Great Lakes

Little Plover

The Little Plover River flows six miles from clear, cold headwater springs before joining the Wisconsin River. However, dramatic increases in groundwater withdrawals have reduced river flows. Once prized for native brook trout and popular with anglers, the river’s flow has decreased to levels that threaten the persistence of fish populations. In the past decade, portions of the Little Plover River were repeatedly sucked dry, making the river the unfortunate poster child for Wisconsin’s inadequate groundwater management. The Wisconsin Department of Natural Resources must adequately manage High Capacity Water Wells to safeguard the Little Plover and other rivers and lakes across the state.

Threats to This River

The Little Plover River was under great stress and its story has become a sad cautionary tale.  Since shallow groundwater sources often provide water to rivers, High Capacity Wells (with a pump capacity of 100,000 or more gallons per day) can have as much or more impact on river flow than surface pipes directly drawing water from the river.  Taking water from all directions can cause rivers to run dry if enough water is withdrawn.  Models based on 60 years of data show reductions in flow in the Little Plover River beginning in the mid-1970’s, with more than half the historic flow missing by 2006.  This reduction mirrors the more than doubling of the number of irrigation wells, which now account for about 85% of water withdrawals in the Little Plover Basin since 1980; it is compounded by municipal and industrial wells pulling from the same source.

The Little Plover River, along with several lakes in the Central Sands region, has been the most visible victim of poor groundwater management, but the problem is statewide.  Wisconsin is a water-rich state, but groundwater, the water source for 70% of the population and over 90% of water used for farming and industry, is limited.  Wisconsin law leaves streams, lakes, and wetlands unprotected from excessive groundwater pumping, and does not require consideration of the impacts of High Capacity Wells and their cumulative effects on groundwater supply or groundwater-dependent surface waters except in limited circumstances.  Nearly all water resources are left high and dry by current law, and there is no mechanism to restore water to clearly impacted resources such as the Little Plover River.
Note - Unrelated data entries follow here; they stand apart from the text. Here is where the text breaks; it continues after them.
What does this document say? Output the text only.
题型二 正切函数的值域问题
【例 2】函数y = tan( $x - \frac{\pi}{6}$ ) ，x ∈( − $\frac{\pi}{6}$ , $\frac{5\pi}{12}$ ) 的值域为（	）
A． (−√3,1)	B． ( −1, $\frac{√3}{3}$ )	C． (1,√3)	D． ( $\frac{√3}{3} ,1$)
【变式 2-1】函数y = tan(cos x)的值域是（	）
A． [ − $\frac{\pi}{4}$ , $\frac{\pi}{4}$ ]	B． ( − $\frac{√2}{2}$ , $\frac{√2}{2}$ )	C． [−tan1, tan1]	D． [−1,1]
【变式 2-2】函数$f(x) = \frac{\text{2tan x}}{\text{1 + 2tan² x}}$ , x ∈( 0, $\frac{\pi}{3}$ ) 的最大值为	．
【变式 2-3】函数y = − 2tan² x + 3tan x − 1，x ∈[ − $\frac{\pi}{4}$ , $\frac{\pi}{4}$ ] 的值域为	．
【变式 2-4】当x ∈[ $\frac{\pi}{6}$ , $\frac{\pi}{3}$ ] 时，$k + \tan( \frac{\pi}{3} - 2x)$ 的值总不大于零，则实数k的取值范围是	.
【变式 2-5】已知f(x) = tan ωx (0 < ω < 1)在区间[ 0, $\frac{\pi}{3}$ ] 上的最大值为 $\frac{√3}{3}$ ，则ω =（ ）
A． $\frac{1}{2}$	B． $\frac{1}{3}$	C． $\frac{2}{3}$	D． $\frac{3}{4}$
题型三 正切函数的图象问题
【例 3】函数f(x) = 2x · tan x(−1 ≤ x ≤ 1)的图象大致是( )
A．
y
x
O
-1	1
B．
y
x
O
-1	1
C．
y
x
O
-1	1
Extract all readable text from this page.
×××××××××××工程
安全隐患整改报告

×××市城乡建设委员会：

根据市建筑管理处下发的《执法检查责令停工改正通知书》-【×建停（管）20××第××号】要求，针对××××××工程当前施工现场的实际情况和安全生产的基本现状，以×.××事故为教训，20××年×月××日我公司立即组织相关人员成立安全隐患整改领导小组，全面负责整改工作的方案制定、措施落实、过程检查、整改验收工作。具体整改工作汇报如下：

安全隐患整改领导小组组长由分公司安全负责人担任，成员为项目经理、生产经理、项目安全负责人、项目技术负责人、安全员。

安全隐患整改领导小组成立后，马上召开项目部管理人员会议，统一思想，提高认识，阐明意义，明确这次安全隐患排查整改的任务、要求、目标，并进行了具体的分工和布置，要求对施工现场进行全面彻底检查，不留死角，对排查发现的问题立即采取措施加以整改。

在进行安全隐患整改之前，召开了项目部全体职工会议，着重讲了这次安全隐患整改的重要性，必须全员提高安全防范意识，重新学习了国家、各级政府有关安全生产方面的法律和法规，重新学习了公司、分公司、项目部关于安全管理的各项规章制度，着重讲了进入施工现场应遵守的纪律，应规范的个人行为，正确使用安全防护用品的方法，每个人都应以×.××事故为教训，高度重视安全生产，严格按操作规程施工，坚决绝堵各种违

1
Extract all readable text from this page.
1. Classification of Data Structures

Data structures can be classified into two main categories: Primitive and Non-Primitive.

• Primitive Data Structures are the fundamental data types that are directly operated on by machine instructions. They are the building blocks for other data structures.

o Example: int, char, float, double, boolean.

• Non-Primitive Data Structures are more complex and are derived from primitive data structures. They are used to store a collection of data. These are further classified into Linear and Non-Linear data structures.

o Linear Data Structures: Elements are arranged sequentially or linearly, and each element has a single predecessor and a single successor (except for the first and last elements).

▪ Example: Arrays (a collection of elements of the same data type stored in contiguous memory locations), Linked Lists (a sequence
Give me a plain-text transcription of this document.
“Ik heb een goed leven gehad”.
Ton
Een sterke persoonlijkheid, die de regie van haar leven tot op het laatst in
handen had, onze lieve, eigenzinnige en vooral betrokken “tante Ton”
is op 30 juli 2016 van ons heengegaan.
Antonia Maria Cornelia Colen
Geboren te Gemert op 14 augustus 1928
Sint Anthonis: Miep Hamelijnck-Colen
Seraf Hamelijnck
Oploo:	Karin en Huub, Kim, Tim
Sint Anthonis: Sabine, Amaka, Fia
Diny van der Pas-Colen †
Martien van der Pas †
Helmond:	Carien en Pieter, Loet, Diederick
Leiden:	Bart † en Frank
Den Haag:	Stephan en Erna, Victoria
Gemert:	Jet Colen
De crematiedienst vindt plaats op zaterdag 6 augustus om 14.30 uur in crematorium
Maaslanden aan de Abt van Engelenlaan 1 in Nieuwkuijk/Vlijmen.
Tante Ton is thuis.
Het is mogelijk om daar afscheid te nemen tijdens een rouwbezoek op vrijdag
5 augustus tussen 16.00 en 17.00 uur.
What states does the river cross?

Wisconsin

Recently, in a positive turn of events, an administrative law judge recently issued a decision finding that the Wisconsin Department of Natural Resources (DNR) must consider the cumulative impacts of groundwater pumping when considering new high-capacity well permits.

The ruling came in a case brought by Friends of the Central Sands (FOCS) and others challenging a well permit for the proposed Richfield Dairy concentrated animal feeding operation (CAFO) in Adams County. The DNR had said it lacked authority to take the impacts of existing and future wells into account when issuing new high-capacity well permits.

The judge found that the DNR, “took an unreasonably limited view of its authority,” and that the public trust doctrine, statutes, and decades of court precedent required DNR to consider cumulative impacts.

The judge’s decision reduced the allowable amount of water the dairy may pump in one year. In a companion case, the administrative law judge determined the DNR should have established a cap on the number of animals that may be confined at the CAFO.